Louisiana Slave Conspiracies
Bryan Wagner (University of California, Berkeley)

We are a collaborative and multidisciplinary research project dedicated to preserving, digitizing, transcribing, translating, analyzing, and publishing manuscripts related to two slave conspiracies organized at the Pointe Coupee Post in the Spanish territory of Louisiana in 1791 and 1795. Our online repository uses a facing-page display to present French and Spanish manuscripts alongside original transcriptions and English translations, allowing users to search, browse, and navigate among documents, interactive maps, and network visualizations derived from a database tracking persons, places, events, and assertions. In our analysis of this data, we take a new approach to a problem that is widely recognized in the existing historiography on slave conspiracies. The problem is that knowledge of these conspiracies is based upon unreliable evidence. Confused and self-contradictory, paranoid and at times delusional, most available records are based on rumor and hearsay generated from within a forensic setting in which individuals supply unresolved, competing accounts of the same set of events. By bringing data science approaches to bear on this problem, our intention is not to resolve things once and for all. Rather, it is to analyze and visualize our uncertainty about initiative, collaboration, causation, and communication by representing the forking alternatives suggested by extant records. The technical challenges here are considerable, not least the challenge of balancing the categorical certainty implied by our maps and data visualization with the inconclusive nature of our evidence.

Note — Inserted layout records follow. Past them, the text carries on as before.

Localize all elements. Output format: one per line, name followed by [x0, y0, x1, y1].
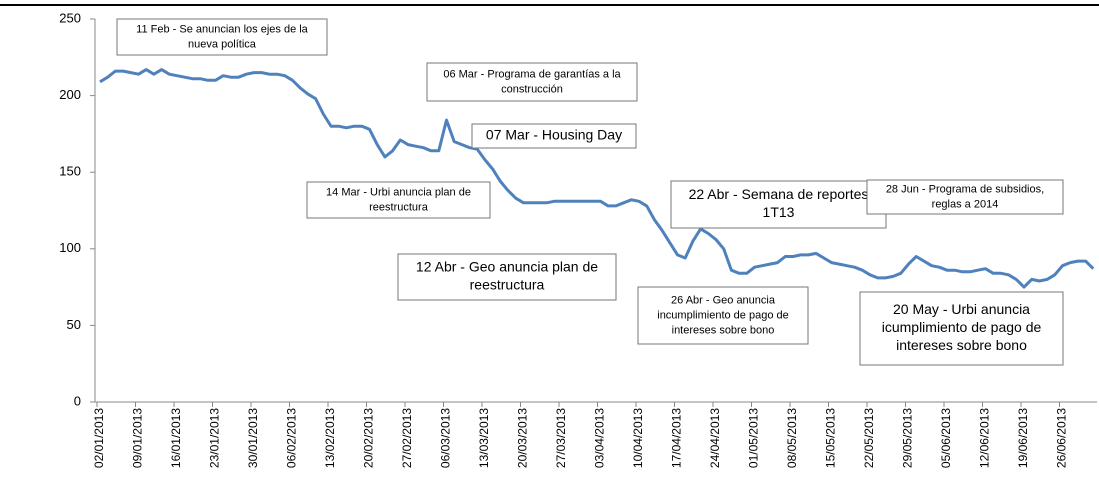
x-tick-label: 08/05/2013 [785, 408, 799, 468]
y-tick-label: 250 [59, 10, 81, 25]
annotation-text: incumplimiento de pago de [657, 309, 788, 321]
annotation-text: 06 Mar - Programa de garantías a la [443, 68, 621, 80]
x-tick-label: 26/06/2013 [1055, 408, 1069, 468]
annotation-text: intereses sobre bono [896, 337, 1027, 353]
x-tick-label: 16/01/2013 [169, 408, 183, 468]
y-tick-label: 150 [59, 164, 81, 179]
x-tick-label: 23/01/2013 [208, 408, 222, 468]
annotation-text: 07 Mar - Housing Day [486, 127, 622, 143]
x-tick-label: 05/06/2013 [939, 408, 953, 468]
y-tick-label: 100 [59, 240, 81, 255]
x-tick-label: 20/03/2013 [516, 408, 530, 468]
annotation-text: intereses sobre bono [672, 324, 775, 336]
annotation-text: 26 Abr - Geo anuncia [671, 294, 776, 306]
annotation-text: nueva política [188, 38, 257, 50]
x-tick-label: 02/01/2013 [92, 408, 106, 468]
annotation-text: 20 May - Urbi anuncia [893, 301, 1030, 317]
annotation-box [397, 253, 617, 301]
x-tick-label: 27/03/2013 [554, 408, 568, 468]
annotation-text: reestructura [470, 277, 545, 293]
x-tick-label: 03/04/2013 [593, 408, 607, 468]
annotation-box [859, 291, 1064, 366]
x-tick-label: 20/02/2013 [362, 408, 376, 468]
annotation-box [866, 179, 1064, 215]
x-tick-label: 12/06/2013 [978, 408, 992, 468]
annotation-text: 22 Abr - Semana de reportes [689, 186, 869, 202]
annotation-box [637, 286, 809, 345]
x-tick-label: 13/02/2013 [323, 408, 337, 468]
annotation-text: 14 Mar - Urbi anuncia plan de [326, 186, 471, 198]
x-tick-label: 30/01/2013 [246, 408, 260, 468]
x-tick-label: 27/02/2013 [400, 408, 414, 468]
x-tick-label: 01/05/2013 [747, 408, 761, 468]
annotation-box [116, 18, 328, 56]
annotation-text: 11 Feb - Se anuncian los ejes de la [136, 23, 309, 35]
annotation-box [670, 180, 887, 229]
x-tick-label: 19/06/2013 [1016, 408, 1030, 468]
line [99, 68, 1095, 289]
x-tick-label: 17/04/2013 [670, 408, 684, 468]
x-tick-label: 06/02/2013 [285, 408, 299, 468]
annotation-text: reestructura [369, 201, 429, 213]
x-tick-label: 15/05/2013 [824, 408, 838, 468]
x-tick-label: 10/04/2013 [631, 408, 645, 468]
x-tick-label: 22/05/2013 [862, 408, 876, 468]
y-tick-label: 200 [59, 87, 81, 102]
annotation-box [426, 62, 638, 102]
x-tick-label: 09/01/2013 [131, 408, 145, 468]
annotation-box [306, 181, 491, 219]
x-tick-label: 24/04/2013 [708, 408, 722, 468]
y-tick-label: 0 [74, 393, 81, 408]
annotation-text: 12 Abr - Geo anuncia plan de [416, 259, 598, 275]
x-tick-label: 13/03/2013 [477, 408, 491, 468]
x-tick-label: 06/03/2013 [439, 408, 453, 468]
annotation-text: reglas a 2014 [932, 198, 999, 210]
annotation-text: 1T13 [763, 204, 795, 220]
annotation-text: construcción [501, 83, 563, 95]
y-tick-label: 50 [67, 317, 81, 332]
annotation-box [471, 123, 637, 149]
annotation-text: icumplimiento de pago de [882, 319, 1042, 335]
annotation-text: 28 Jun - Programa de subsidios, [886, 183, 1044, 195]
x-tick-label: 29/05/2013 [901, 408, 915, 468]
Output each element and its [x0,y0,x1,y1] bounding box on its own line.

Digitizing the Barbados Mercury Gazette: Not the End, but a Beginning
Amalia S. Levi (The HeritEdge Connection)

This presentation will discuss the digitization of the historic newspaper The Barbados Mercury Gazette (1783-1839) through an Endangered Archives Programme grant by the British Library, the result of collaboration between scholars and practitioners in North America and Barbados. The Barbados Mercury (1783-1839) sheds light on the years leading up to the largest slave revolt on the island in 1816. On the surface, the newspaper presents the reality of everyday life in a slave society from a planters’ and merchants’ perspective. Underneath the seemingly mundane though, a revolt is percolating. Reading in-between the lines, particularly through the runaway slave ads, we see a network of rebels forming, moving, and organizing their resistance. We see this project as a beginning, rather than a “finished product.” The aim is not simply to facilitate reading the gazette in a digital format. If so, then digitization would risk reproducing and re-inscribing inequalities, silences, and exclusions. Considering that we find precious little on the enslaved in archives, it is our hope that making available The Mercury freely online will promote broader engagement by scholars, particularly through digital humanities scholarship, and the public through a variety of outreach programs. This presentation will explore the following questions: How do we enable projects that give voice to marginalized populations, particularly the enslaved? What structural means can archives employ to overcome gaps in their collections and facilitate novel scholarship? How can we engage the public in ways that can instill pride in and a new understanding of a traumatic past?